Title: Graphical Methods for Image Compositing and Completion
Authors: Al-Kabbany, Ahmed
Date: 2016
Abstract: This thesis is concerned with problems encountered in image-based rendering (IBR) systems. The significance of such systems is increasing as virtual reality as well as augmented reality are finding their way into many applications, from entertainment to military. Particularly, I propose methods that are based on graph theory to address the open problems in the literature of image and video compositing, and scene completion. For a visually plausible compositing, it is first required to separate the object to be composed from the background it was initially captured against, a problem that is known as natural image matting. It aims, using some user interactions, to calculate a map that depicts how much a background color(s) contributes to the color of every other pixel in an image. My contributions to matting increase the accuracy of the map calculation as well as automate the whole process, by eliminating the need for user interactions. I propose several techniques for sampling user interactions which enhance the quality of the calculated maps. They rely on statistics of non-parametric color models as well as graph transduction and iterative graph cut techniques.
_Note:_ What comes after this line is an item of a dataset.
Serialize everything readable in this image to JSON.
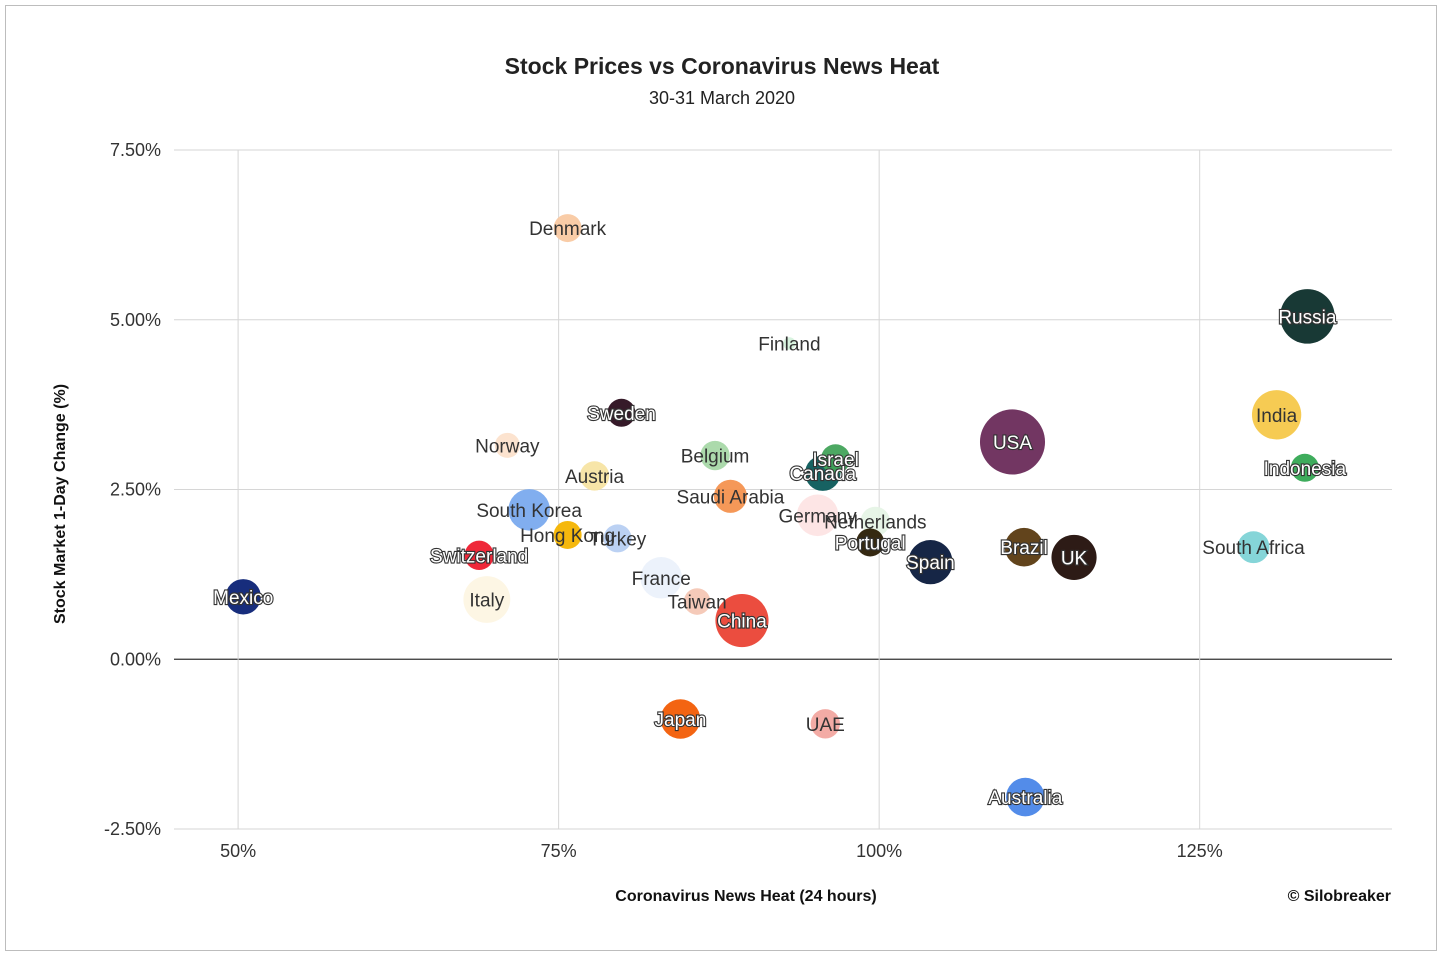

The presented sampling strategies lead to state-of-the-art separation, and their efficiency was acknowledged by the standard benchmark in the literature. I have adopted the Gestalt laws of visual grouping to formulate a novel cost function to automate the generation of interactions that otherwise have to be provided manually. This frees the matting process from a critical limitation when used in rendering contexts. Scene completion is another task that is often required in IBR systems. This document presents a novel image completion method that overcomes a few drawbacks in the literature. It adopts a binary optimization technique to construct an image summary, which is then shifted according to a map, calculated with combinatorial optimization, to complete the image. I also present the formulation with which the proposed method can be extended to complete scenes, rather than images, in a stereoscopically and temporally-consistent manner.